Archive for the ‘fair process’ Tag

End-of-life care and the need for professional activism   2 comments

This post is proceeded by a short case vignette to help frame the discussion that follows.

An 85 year-old man is brought to the hospital with a fever and found to have pneumonia. The man had been diagnosed about six months ago with an incurable form of leukemia, a cancer of the bone marrow. Because of his age and medical history, his pneumonia quickly leads to respiratory failure and he is admitted to an ICU for mechanical ventilation and other critical life-sustaining measures. Over the next few weeks, the patient’s overall condition failed to improve and he suffered a number of further physiologic insults. He became anemic and was transfused two units of blood. The patient then got a bladder infection that resulted in sepsis which caused the patient to cardiac arrest before being successfully resuscitated. After all of these events and the patient’s stable but poor condition, the medical team faced a difficult situation where the patient was too sick to be transferred to a long-term acute care facility but also had little chance of significant improvement.
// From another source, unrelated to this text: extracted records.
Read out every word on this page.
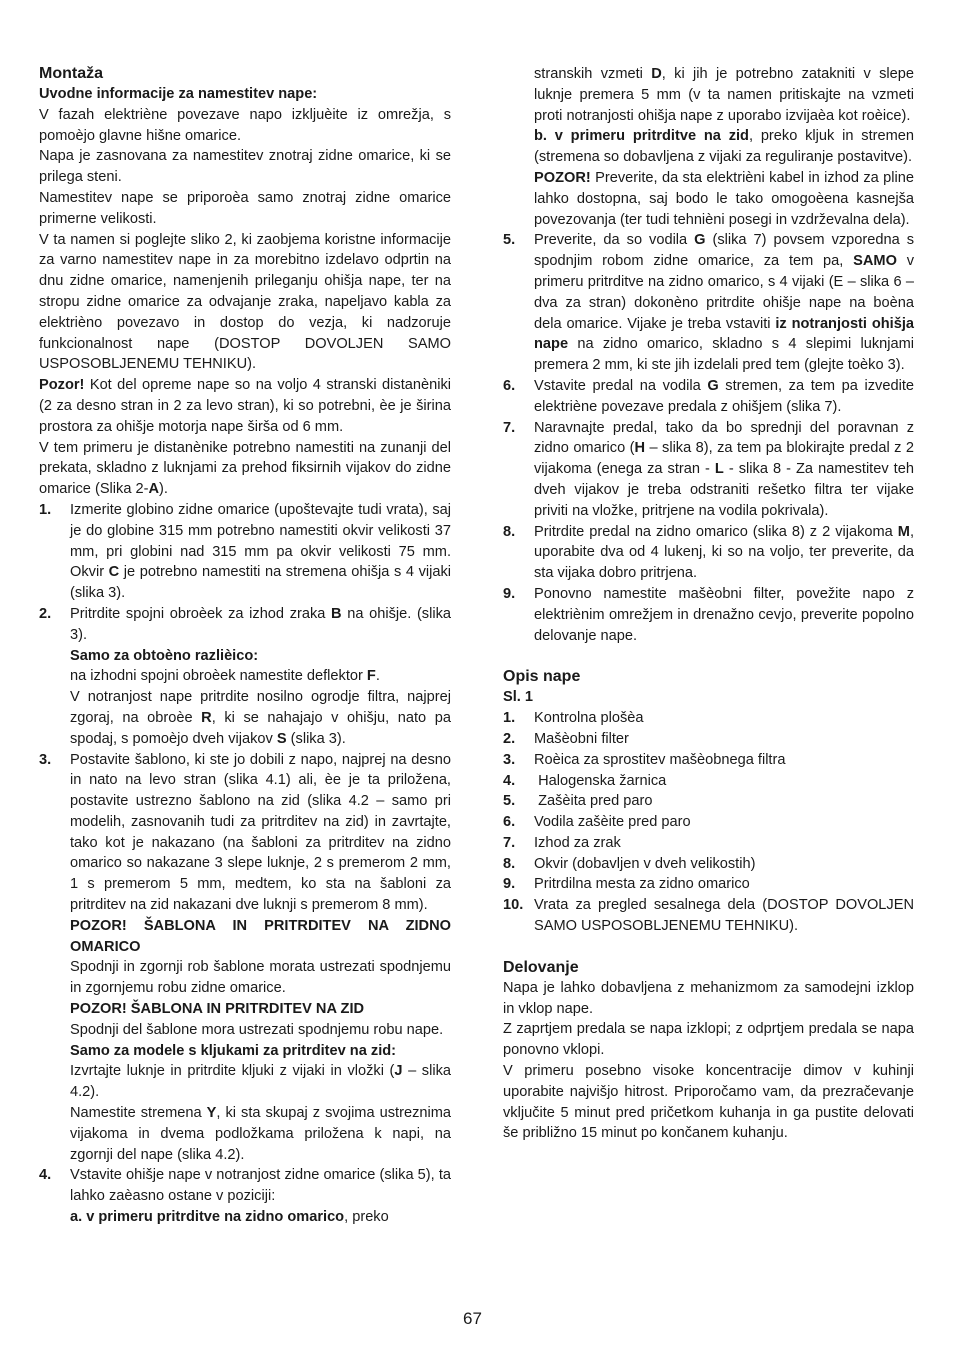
Montaža
Uvodne informacije za namestitev nape:

V fazah elektriène povezave napo izkljuèite iz omrežja, s pomoèjo glavne hišne omarice.

Napa je zasnovana za namestitev znotraj zidne omarice, ki se prilega steni.

Namestitev nape se priporoèa samo znotraj zidne omarice primerne velikosti.

V ta namen si poglejte sliko 2, ki zaobjema koristne informacije za varno namestitev nape in za morebitno izdelavo odprtin na dnu zidne omarice, namenjenih prileganju ohišja nape, ter na stropu zidne omarice za odvajanje zraka, napeljavo kabla za elektrièno povezavo in dostop do vezja, ki nadzoruje funkcionalnost nape (DOSTOP DOVOLJEN SAMO USPOSOBLJENEMU TEHNIKU).

Pozor! Kot del opreme nape so na voljo 4 stranski distanèniki (2 za desno stran in 2 za levo stran), ki so potrebni, èe je širina prostora za ohišje motorja nape širša od 6 mm.

V tem primeru je distanènike potrebno namestiti na zunanji del prekata, skladno z luknjami za prehod fiksirnih vijakov do zidne omarice (Slika 2-A).

1. Izmerite globino zidne omarice (upoštevajte tudi vrata), saj je do globine 315 mm potrebno namestiti okvir velikosti 37 mm, pri globini nad 315 mm pa okvir velikosti 75 mm. Okvir C je potrebno namestiti na stremena ohišja s 4 vijaki (slika 3).
2. Pritrdite spojni obroèek za izhod zraka B na ohišje. (slika 3).

Samo za obtoèno razlièico:

na izhodni spojni obroèek namestite deflektor F.

V notranjost nape pritrdite nosilno ogrodje filtra, najprej zgoraj, na obroèe R, ki se nahajajo v ohišju, nato pa spodaj, s pomoèjo dveh vijakov S (slika 3).

3. Postavite šablono, ki ste jo dobili z napo, najprej na desno in nato na levo stran (slika 4.1) ali, èe je ta priložena, postavite ustrezno šablono na zid (slika 4.2 – samo pri modelih, zasnovanih tudi za pritrditev na zid) in zavrtajte, tako kot je nakazano (na šabloni za pritrditev na zidno omarico so nakazane 3 slepe luknje, 2 s premerom 2 mm, 1 s premerom 5 mm, medtem, ko sta na šabloni za pritrditev na zid nakazani dve luknji s premerom 8 mm).

POZOR! ŠABLONA IN PRITRDITEV NA ZIDNO OMARICO

Spodnji in zgornji rob šablone morata ustrezati spodnjemu in zgornjemu robu zidne omarice.

POZOR! ŠABLONA IN PRITRDITEV NA ZID

Spodnji del šablone mora ustrezati spodnjemu robu nape.

Samo za modele s kljukami za pritrditev na zid:

Izvrtajte luknje in pritrdite kljuki z vijaki in vložki (J – slika 4.2).

Namestite stremena Y, ki sta skupaj z svojima ustreznima vijakoma in dvema podložkama priložena k napi, na zgornji del nape (slika 4.2).

4. Vstavite ohišje nape v notranjost zidne omarice (slika 5), ta lahko zaèasno ostane v poziciji:

a. v primeru pritrditve na zidno omarico, preko

stranskih vzmeti D, ki jih je potrebno zatakniti v slepe luknje premera 5 mm (v ta namen pritiskajte na vzmeti proti notranjosti ohišja nape z uporabo izvijaèa kot roèice).

b. v primeru pritrditve na zid, preko kljuk in stremen (stremena so dobavljena z vijaki za reguliranje postavitve).

POZOR! Preverite, da sta elektrièni kabel in izhod za pline lahko dostopna, saj bodo le tako omogoèena kasnejša povezovanja (ter tudi tehnièni posegi in vzdrževalna dela).

5. Preverite, da so vodila G (slika 7) povsem vzporedna s spodnjim robom zidne omarice, za tem pa, SAMO v primeru pritrditve na zidno omarico, s 4 vijaki (E – slika 6 – dva za stran) dokonèno pritrdite ohišje nape na boèna dela omarice. Vijake je treba vstaviti iz notranjosti ohišja nape na zidno omarico, skladno s 4 slepimi luknjami premera 2 mm, ki ste jih izdelali pred tem (glejte toèko 3).
6. Vstavite predal na vodila G stremen, za tem pa izvedite elektriène povezave predala z ohišjem (slika 7).
7. Naravnajte predal, tako da bo sprednji del poravnan z zidno omarico (H – slika 8), za tem pa blokirajte predal z 2 vijakoma (enega za stran - L - slika 8 - Za namestitev teh dveh vijakov je treba odstraniti rešetko filtra ter vijake priviti na vložke, pritrjene na vodila pokrivala).
8. Pritrdite predal na zidno omarico (slika 8) z 2 vijakoma M, uporabite dva od 4 lukenj, ki so na voljo, ter preverite, da sta vijaka dobro pritrjena.
9. Ponovno namestite mašèobni filter, povežite napo z elektriènim omrežjem in drenažno cevjo, preverite popolno delovanje nape.
Opis nape
Sl. 1
1. Kontrolna plošèa
2. Mašèobni filter
3. Roèica za sprostitev mašèobnega filtra
4. Halogenska žarnica
5. Zašèita pred paro
6. Vodila zašèite pred paro
7. Izhod za zrak
8. Okvir (dobavljen v dveh velikostih)
9. Pritrdilna mesta za zidno omarico
10. Vrata za pregled sesalnega dela (DOSTOP DOVOLJEN SAMO USPOSOBLJENEMU TEHNIKU).
Delovanje

Napa je lahko dobavljena z mehanizmom za samodejni izklop in vklop nape.

Z zaprtjem predala se napa izklopi; z odprtjem predala se napa ponovno vklopi.

V primeru posebno visoke koncentracije dimov v kuhinji uporabite najvišjo hitrost. Priporočamo vam, da prezračevanje vključite 5 minut pred pričetkom kuhanja in ga pustite delovati še približno 15 minut po končanem kuhanju.

67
Given the current findings and poor prognosis, the medical team asked the family to reconsider the patient’s status as a “full code,” requiring all life-sustaining measures in the event of further cardiac or respiratory failure. The family felt very strongly that “ALL” medical efforts should be afforded to the patient and refused the medical team’s request. An ethics consultation was called by the primary team.

It is estimated that better management – meaning less aggressive – of patients’ care in the last six months of their life could save $700 billion of U.S. healthcare spending, one-third of the total annual spending on healthcare. Currently, the irreconcilable differences around end-of-life decision-making problems outlined above are handled by hospitals with the use of “ethics consultations.” An ethics consultation typically triggers a review of a patient’s case by a member of the hospital’s ethics committee who has been trained to use the four principles of medical ethics to reframe a particular ethical problem and provide a recommendation for moving forward. For example, in the case above an ethics committee member would highlight the balance that must be struck between the patient’s (and family’s) autonomy to make their own medical decisions versus the continued use of limited healthcare resources on a patient who will never be independently functional and suffering a series of interventions that are likely only prolonging the patient’s guaranteed death from his cancer. The intended purpose of such an exercise is that reframing the discussion in a more analytical manner may help the family or the medical team better understand the other side and highlight a potential resolution.

However, the major limitation of the ethics consultation is that its recommendations are not legally binding and therefore truly irreconcilable differences can rarely be solved by the process. When some form of cooperative agreement cannot be reached, the ethics committee has no power to enforce a recommendation on either party. Published reviews of the history of end-of-life care and medical ethics have highlighted the limited legal protection for either hospitals or patients with end-of-life care as a major hindrance to the available options for resolving these differences of opinion. Without strict legal guidance, hospitals have been forced to utilize a quasi-legal “fair process” system when faced with patients and decision-making surrogates who insist on continued care that has become medically futile. Fair process for withdrawal of care involves an onerous series of consultative steps that requires a medical team to explore alternative care options that include cross-specialty consults, an ethics consultation, an attempt to transfer to another hospital service, and an attempt to transfer to another hospital before being able to cease futile medical interventions. It is important to note that these safeguards are necessary, but only because the government has failed to legislate a more streamlined process of ceasing futile care efforts.

While it is probably unsurprising that legislators have been wary to pick up such a hot-button political issue – particularly after the pillorying of “death panels” during recent healthcare debates – my greatest disappointment lies in lack of professional association’s attempts to fill the void. Although recommendations from professional groups like the Society of Critical Care Medicine or the American College of Physicians may not carry legal weight, such professional association guidelines are regularly used in medical malpractice cases to demonstrate whether a physician’s actions were considered “standard of care.” The issuing of such guidelines by professional organizations would provide the kind of backstop needed for physicians to more comfortably navigate ethical dilemmas like the one presented above. To date, the only national physician’s organization that has provided public recommendations  for withdrawal of care is the American Society of Nephrology with a particular focus on withdrawal of dialysis for kidney failure. In the present political climate, further efforts to manage end-of-life care will need more physician and patient groups to publicly take a stand on what qualifies as appropriate care. Without such courageous steps, end-of-life care will become a further emotionally destructive and financially untenable part of our healthcare system.

Disclosure: I have no conflicts of interests with regard to end-of-life care and medically futile interventions.